Vamp.io, a company providing a release automation platform, recently published the State of Cloud-Native Release Orchestration 2021 survey results. Results show that Kubernetes and microservices are popular, and high-risk release strategies are still being used.
A total of 253 participants were interviewed to understand challenges, trends, and opportunities for improvement to release and test software in production. 72% of participants said they use Kubernetes in production, and 81% of participants said they are using microservices in production. 34% of the participants mentioned using AWS as their cloud provider, with hybrid cloud and Microsoft Azure being used by 15% and 14% of participants, respectively.
Source: https://vamp.io/state-of-cloud-native-release-orchestration-2021
To release new versions of code in production, the survey gathered responses on release strategies in use. 57% of participants use a rolling update, 22% use blue-green, and 7% employ a big-bang release approach. Canary releasing capabilities are used by 9% of participants.
The survey revealed that weekly release frequency is preferred by 34% of participants, and 12% of participants release daily in production.
Validating the release in production remains a manual task. On average, it takes 2.2 hours for four persons to validate the release. Survey results also stated that:
" Teams that have a higher release frequency are spending less time on validation per release."
Speaking of safety nets in production, the average time to rollback a release is 45 minutes. 26% of participants indicated that they roll back proactively and 53% said they do the rollback manually.
Source: https://vamp.io/state-of-cloud-native-release-orchestration-2021
Participants indicated that Elastic and Prometheus are extensively used to ensure the health of release in production. The released microservices are monitored from a technical perspective (response time, latency, etc.) and also a business perspective (orders per second, shopping basket value, etc.). Survey results also showed that data from monitoring tools is not integrated with the release pipeline.
Regarding the business driver for going cloud-native, 35% of participants indicated they wanted to improve performance and scalability. In comparison, 23% stated that they wanted to improve development speed and time-to-market.
Source: https://vamp.io/state-of-cloud-native-release-orchestration-2021
When asked about the responsibilities of the roles in their organization, 34% of participants said that their developers are responsible for building features and releasing to the end-users in production.

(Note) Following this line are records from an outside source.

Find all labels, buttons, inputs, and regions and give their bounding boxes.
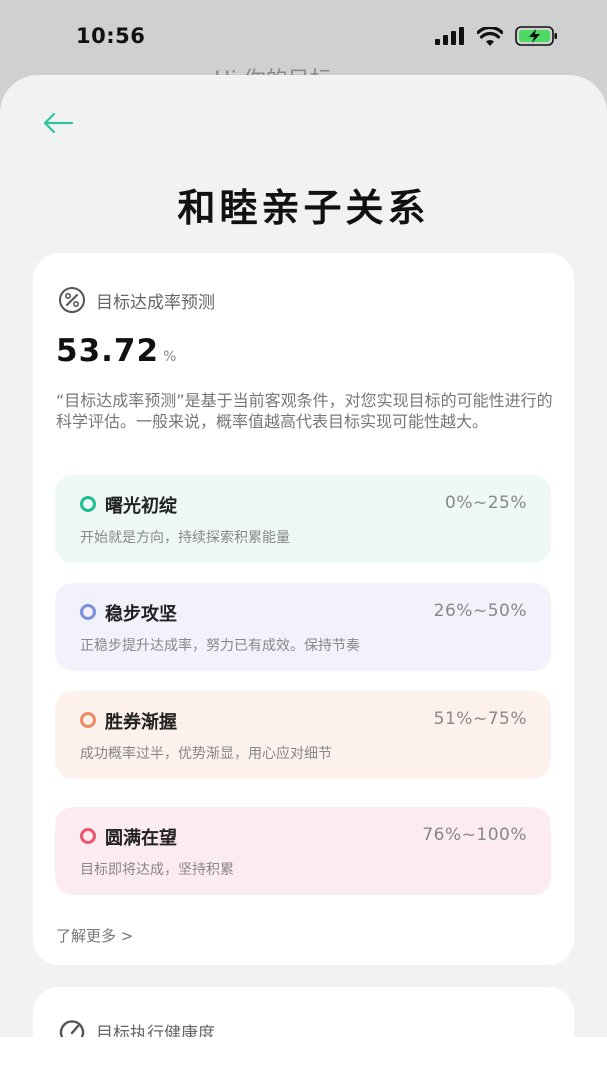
level-item-complete[interactable]: 圆满在望 76%~100% 目标即将达成，坚持积累 [55,807,551,895]
rate-row: 53.72 % [56,333,176,369]
level-desc: 成功概率过半，优势渐显，用心应对细节 [80,746,332,762]
health-card: 目标执行健康度 [33,987,574,1037]
status-dot-icon [80,604,96,620]
back-button[interactable] [40,111,80,141]
signal-icon [435,27,464,45]
status-dot-icon [80,828,96,844]
learn-more-link[interactable]: 了解更多 > [56,925,133,946]
card-header: 目标达成率预测 [58,286,215,314]
arrow-left-icon[interactable] [40,111,76,135]
level-range: 76%~100% [422,825,527,845]
card-header: 目标执行健康度 [58,1017,215,1037]
wifi-icon [477,26,503,46]
level-range: 51%~75% [433,709,527,729]
level-name: 圆满在望 [105,828,177,849]
rate-unit: % [163,349,177,365]
status-dot-icon [80,712,96,728]
background-page-title: Hi 你的目标 [214,62,332,76]
level-item-winning[interactable]: 胜券渐握 51%~75% 成功概率过半，优势渐显，用心应对细节 [55,691,551,779]
prediction-card: 目标达成率预测 53.72 % “目标达成率预测”是基于当前客观条件，对您实现目… [33,253,574,965]
status-dot-icon [80,496,96,512]
detail-sheet: 和睦亲子关系 目标达成率预测 53.72 % “目标达成率预测”是基于当前客观条… [0,75,607,1037]
level-item-dawn[interactable]: 曙光初绽 0%~25% 开始就是方向，持续探索积累能量 [55,475,551,563]
bottom-area [0,1037,607,1080]
level-range: 0%~25% [445,493,527,513]
card-header-label: 目标执行健康度 [96,1023,215,1038]
level-item-steady[interactable]: 稳步攻坚 26%~50% 正稳步提升达成率，努力已有成效。保持节奏 [55,583,551,671]
percent-icon [59,287,85,313]
level-name: 曙光初绽 [105,496,177,517]
prediction-description: “目标达成率预测”是基于当前客观条件，对您实现目标的可能性进行的科学评估。一般来… [56,391,553,431]
level-name: 胜券渐握 [105,712,177,733]
status-icons [435,26,559,46]
level-desc: 开始就是方向，持续探索积累能量 [80,530,290,546]
level-range: 26%~50% [433,601,527,621]
card-header-label: 目标达成率预测 [96,292,215,313]
battery-charging-icon [515,26,557,46]
gauge-icon [59,1020,85,1037]
status-time: 10:56 [76,24,146,48]
page-title: 和睦亲子关系 [177,186,430,230]
level-name: 稳步攻坚 [105,604,177,625]
rate-value: 53.72 [56,333,160,369]
level-desc: 正稳步提升达成率，努力已有成效。保持节奏 [80,638,360,654]
level-desc: 目标即将达成，坚持积累 [80,862,234,878]
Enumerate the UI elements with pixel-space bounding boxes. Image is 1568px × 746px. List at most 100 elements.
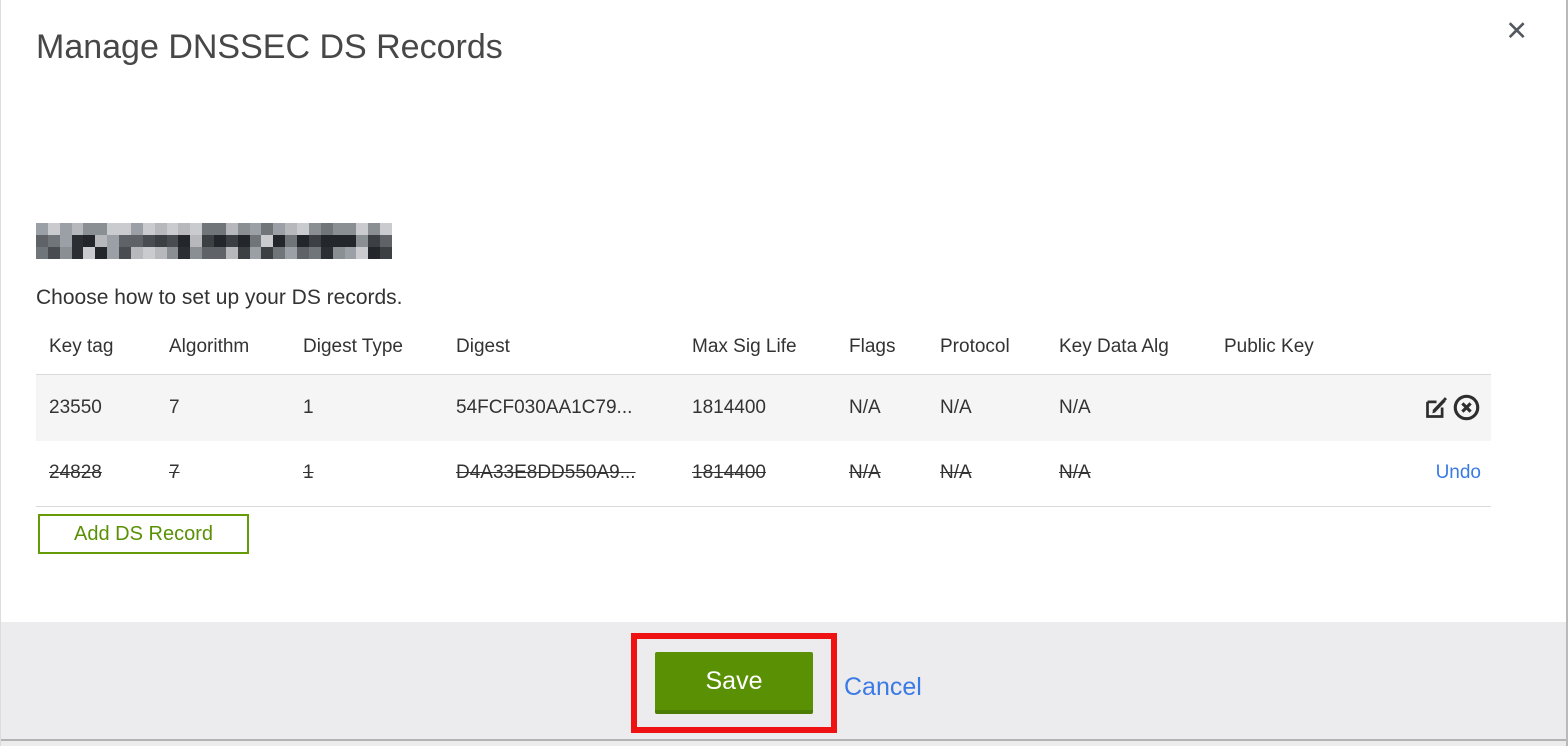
redacted-pixel [59, 223, 72, 235]
redacted-pixel [83, 247, 96, 259]
redacted-pixel [83, 235, 96, 247]
table-cell-key-tag: 24828 [49, 462, 102, 484]
close-icon[interactable]: ✕ [1505, 18, 1528, 45]
save-button[interactable]: Save [655, 652, 813, 714]
redacted-pixel [214, 247, 226, 259]
redacted-pixel [368, 223, 381, 235]
add-ds-record-button[interactable]: Add DS Record [38, 514, 249, 554]
redacted-pixel [356, 223, 369, 235]
redacted-pixel [380, 247, 392, 259]
column-header: Key tag [36, 330, 156, 375]
redacted-pixel [356, 247, 369, 259]
redacted-pixel [249, 223, 262, 235]
redacted-pixel [130, 235, 143, 247]
redacted-pixel [190, 223, 203, 235]
window-bottom-edge [1, 739, 1566, 746]
redacted-pixel [320, 235, 333, 247]
redacted-pixel [130, 223, 143, 235]
redacted-pixel [332, 223, 345, 235]
redacted-pixel [297, 247, 309, 259]
redacted-pixel [36, 247, 48, 259]
redacted-pixel [225, 223, 238, 235]
redacted-pixel [107, 223, 120, 235]
redacted-pixel [237, 235, 250, 247]
redacted-pixel [178, 235, 191, 247]
redacted-pixel [36, 223, 48, 235]
redacted-pixel [202, 235, 214, 247]
table-cell-algorithm: 7 [169, 462, 180, 484]
redacted-pixel [285, 223, 298, 235]
table-header-row: Key tag Algorithm Digest Type Digest Max Sig… [36, 330, 1491, 375]
redacted-pixel [237, 223, 250, 235]
redacted-pixel [273, 247, 286, 259]
table-cell-flags: N/A [849, 462, 881, 484]
redacted-pixel [225, 235, 238, 247]
table-cell-key-data-alg: N/A [1059, 462, 1091, 484]
redacted-pixel [380, 223, 392, 235]
column-header: Flags [836, 330, 927, 375]
redacted-pixel [297, 235, 309, 247]
redacted-pixel [356, 235, 369, 247]
cancel-link[interactable]: Cancel [844, 673, 922, 702]
redacted-pixel [261, 223, 274, 235]
redacted-pixel [178, 223, 191, 235]
redacted-pixel [261, 247, 274, 259]
redacted-pixel [214, 235, 226, 247]
redacted-pixel [95, 235, 108, 247]
redacted-pixel [119, 223, 131, 235]
redacted-pixel [154, 223, 167, 235]
table-row: 23550 7 1 54FCF030AA1C79... 1814400 N/A N/A N/A [36, 374, 1491, 441]
redacted-pixel [83, 223, 96, 235]
redacted-pixel [154, 247, 167, 259]
redacted-pixel [249, 247, 262, 259]
modal-footer: Save Cancel [1, 622, 1566, 739]
redacted-pixel [119, 235, 131, 247]
redacted-domain-name [36, 223, 392, 259]
table-cell-digest: 54FCF030AA1C79... [456, 396, 633, 418]
column-header: Key Data Alg [1046, 330, 1211, 375]
table-cell-max-sig-life: 1814400 [692, 396, 766, 418]
table-cell-digest-type: 1 [303, 396, 314, 418]
redacted-pixel [95, 223, 108, 235]
redacted-pixel [178, 247, 191, 259]
redacted-pixel [107, 235, 120, 247]
redacted-pixel [368, 247, 381, 259]
redacted-pixel [320, 223, 333, 235]
dnssec-modal: Manage DNSSEC DS Records ✕ Choose how to… [0, 0, 1568, 746]
redacted-pixel [344, 223, 357, 235]
table-cell-protocol: N/A [940, 462, 972, 484]
redacted-pixel [368, 235, 381, 247]
edit-icon[interactable] [1423, 394, 1450, 421]
redacted-pixel [380, 235, 392, 247]
redacted-pixel [95, 247, 108, 259]
ds-records-table: Key tag Algorithm Digest Type Digest Max Sig… [36, 330, 1491, 507]
delete-icon[interactable] [1452, 393, 1481, 422]
redacted-pixel [130, 247, 143, 259]
redacted-pixel [344, 247, 357, 259]
redacted-pixel [166, 223, 179, 235]
redacted-pixel [154, 235, 167, 247]
redacted-pixel [261, 235, 274, 247]
redacted-pixel [47, 235, 60, 247]
column-header: Protocol [927, 330, 1046, 375]
redacted-pixel [142, 223, 155, 235]
redacted-pixel [107, 247, 120, 259]
redacted-pixel [320, 247, 333, 259]
instruction-text: Choose how to set up your DS records. [36, 286, 403, 309]
undo-link[interactable]: Undo [1436, 462, 1481, 483]
column-header: Max Sig Life [679, 330, 836, 375]
redacted-pixel [332, 247, 345, 259]
redacted-pixel [237, 247, 250, 259]
redacted-pixel [273, 235, 286, 247]
page-title: Manage DNSSEC DS Records [36, 28, 503, 66]
redacted-pixel [202, 223, 214, 235]
redacted-pixel [166, 235, 179, 247]
redacted-pixel [59, 235, 72, 247]
redacted-pixel [36, 235, 48, 247]
table-cell-key-data-alg: N/A [1059, 396, 1091, 418]
table-cell-max-sig-life: 1814400 [692, 462, 766, 484]
redacted-pixel [190, 247, 203, 259]
redacted-pixel [249, 235, 262, 247]
table-cell-key-tag: 23550 [49, 396, 102, 418]
redacted-pixel [308, 223, 321, 235]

To monitor the issues and outages, results show that DevOps and IT Operations teams are responsible.
To address the growing need for release automation, teams need to balance different release frequencies associated with distributed systems. In such a scenario, releasing microservices in production comes with its challenges. 20% of participants indicated that dependency management is the biggest challenge, with 14% showing internal processes and communication also play an essential role.
The complete State of Cloud-Native Release Orchestration 2021 can be downloaded from the Vamp.io website (registration required).